Friday, February 23, 2007

No Trust Society

Oleh Jeffrie Geovanie
Direktur Eksekutif The Indonesian Institute

Dalam suatu perbincangan dengan pemilik Power PR, Christovita Wiloto, terungkap pertanyaan, “mengapa kita begitu sulit keluar dari berbagai masalah?”. Secara normatif, tidak sulit menjawab pertanyaan ini karena memang banyak sekali teori tentang pemecahan masalah yang jitu, misalnya dengan teori “ice breaking” dan lain-lain.

Yang sulit adalah bagaimana mempraktikannya. Kesulitan muncul karena sekarang ini kita berada dalam suatu masyarakat yang berisi individu-individu yang tidak memiliki rasa saling percaya satu sama lain (no trust society). Ketidaksalingpercayaan itu dapat kita temukan misalnya dalam unit keluarga, ormas, parpol, atau bahkan dalam tubuh pemerintah kita.

Populernya lagu “SMS” yang mengisahkan tentang ketidaksalingpercayaan antara suami dan istri menggambarkan betapa sulitnya membangun rasa saling percaya dalam keluarga. Apalagi dalam unit yang lebih besar, misalnya dalam ormas, parpol, atau bahkan dalam kehidupan bernegara.

Orang hanya percaya pada dirinya sendiri. Coba perhatikan, pada saat ormas atau parpol melakukan pemilihan pemimpin baru, tak jarang calon-calon yang tak terpilih dalam proses pemilihan itu di kemudian hari akan mendirikan ormas atau parpol baru lantaran tak percaya dengan kepemimpinan orang lain. Motivasi berorganisasi bukan untuk merealisasikan cita-cita atau ideologi tertentu, tapi sekedar untuk “kursi pimpinan” yang menjadi pelepas libido kekuasaan.

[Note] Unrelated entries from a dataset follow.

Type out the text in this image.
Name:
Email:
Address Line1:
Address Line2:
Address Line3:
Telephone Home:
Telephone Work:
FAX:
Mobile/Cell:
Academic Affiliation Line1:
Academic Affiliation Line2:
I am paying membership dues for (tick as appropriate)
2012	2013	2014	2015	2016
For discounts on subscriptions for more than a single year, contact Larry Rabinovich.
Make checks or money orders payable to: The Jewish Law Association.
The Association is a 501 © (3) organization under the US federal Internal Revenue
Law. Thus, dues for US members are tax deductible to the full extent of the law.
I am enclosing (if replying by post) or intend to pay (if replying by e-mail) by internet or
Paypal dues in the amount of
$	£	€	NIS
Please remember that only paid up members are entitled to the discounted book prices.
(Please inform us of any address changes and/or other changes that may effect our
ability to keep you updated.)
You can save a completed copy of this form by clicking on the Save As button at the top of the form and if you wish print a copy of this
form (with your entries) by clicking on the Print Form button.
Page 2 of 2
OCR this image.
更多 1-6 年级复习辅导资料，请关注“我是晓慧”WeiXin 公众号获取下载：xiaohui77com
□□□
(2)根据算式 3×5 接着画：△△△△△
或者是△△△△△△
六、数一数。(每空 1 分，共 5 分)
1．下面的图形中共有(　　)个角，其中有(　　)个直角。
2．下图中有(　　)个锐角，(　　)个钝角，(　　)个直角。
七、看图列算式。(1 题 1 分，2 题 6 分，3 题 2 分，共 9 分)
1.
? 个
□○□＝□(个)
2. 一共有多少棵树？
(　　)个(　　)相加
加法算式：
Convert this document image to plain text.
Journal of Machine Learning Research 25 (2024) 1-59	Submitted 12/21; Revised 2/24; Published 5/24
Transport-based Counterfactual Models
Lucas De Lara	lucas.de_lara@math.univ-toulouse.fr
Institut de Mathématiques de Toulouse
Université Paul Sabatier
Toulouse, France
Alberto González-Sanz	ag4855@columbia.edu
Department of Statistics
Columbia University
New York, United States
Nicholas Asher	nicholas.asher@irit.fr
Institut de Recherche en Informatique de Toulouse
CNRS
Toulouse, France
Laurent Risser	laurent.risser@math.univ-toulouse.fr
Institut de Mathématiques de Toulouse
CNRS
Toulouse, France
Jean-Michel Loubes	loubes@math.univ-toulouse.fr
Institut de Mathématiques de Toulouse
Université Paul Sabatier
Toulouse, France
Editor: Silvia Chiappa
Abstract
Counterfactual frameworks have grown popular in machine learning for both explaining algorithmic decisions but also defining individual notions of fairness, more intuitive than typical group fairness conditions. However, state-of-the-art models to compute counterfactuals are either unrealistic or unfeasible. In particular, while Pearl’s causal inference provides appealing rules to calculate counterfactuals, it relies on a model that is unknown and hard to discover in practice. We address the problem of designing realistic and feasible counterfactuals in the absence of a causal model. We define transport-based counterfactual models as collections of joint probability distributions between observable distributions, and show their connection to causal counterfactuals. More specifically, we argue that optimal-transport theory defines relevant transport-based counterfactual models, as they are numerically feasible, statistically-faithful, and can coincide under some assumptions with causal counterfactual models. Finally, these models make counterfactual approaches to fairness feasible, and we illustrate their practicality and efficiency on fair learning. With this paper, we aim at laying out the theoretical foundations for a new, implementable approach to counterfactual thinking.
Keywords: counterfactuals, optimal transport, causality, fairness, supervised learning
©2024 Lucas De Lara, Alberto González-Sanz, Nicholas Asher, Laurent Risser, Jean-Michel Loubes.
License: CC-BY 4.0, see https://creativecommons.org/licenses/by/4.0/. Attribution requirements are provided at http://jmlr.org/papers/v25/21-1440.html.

Dalam bernegara pun demikian, begitu banyak lembaga-lembaga negara lahir dengan nama komisi ini-itu, atau lembaga ini-itu, lantaran tidak percaya dengan lembaga-lembaga yang sudah ada. Apakah dengan demikian masalah menjadi selesai? Tidak juga. Yang ada hanyalah pemborosan uang negara di tengah sebagian besar warga negara yang kian terpuruk lantaran hidup dalam kemiskinan.

Semakin kita hidup dalam suasana no trust society, akan semakin besar masalah-masalah yang kita hadapi. Karena sekecil apa pun masalah, bila ditangani dengan rasa saling curiga (apalagi dengan pertikaian), tidak mungkin masalah itu bisa kita atasi.

Maka, bagaimana mangatasi masalah-masalah bangsa yang kian kompleks ini, kata kuncinya adalah dengan kebersamaan dan rasa saling percaya dan saling membantu. Inilah yang disebut oleh Robert Putnam (1993, 1995, 2002), Prancis Fukuyama (1999, 2002), James Coleman (1990, 1998), dan masih ada beberapa ilmuan yang lain, sebagai social capital (modal sosial).

Secara garis besar, modal sosial memiliki unsur-unsur seperti adanya partisipasi dalam suatu jaringan, reciprocity (saling berbalas kebajikan), trust (kepercayaan), norma-norma sosial, nilai-nilai, dan tindakan-tindakan yang proaktif.

Melihat berbagai masalah yang kita hadapi, kiranya modal sosial merupakan keniscayaan yang harus kita tumbuhkan mulai dari diri kita masing-masing, dalam keluarga kita, organisasi yang kita ikuti, dan dalam seluruh aspek kehidupan berbangsa dan bernegara yang kita jalani. Dengan modal sosial yang memadai, sebesar apa pun masalah yang ada di negeri ini, tentu akan terasa ringan dan mudah diatasi.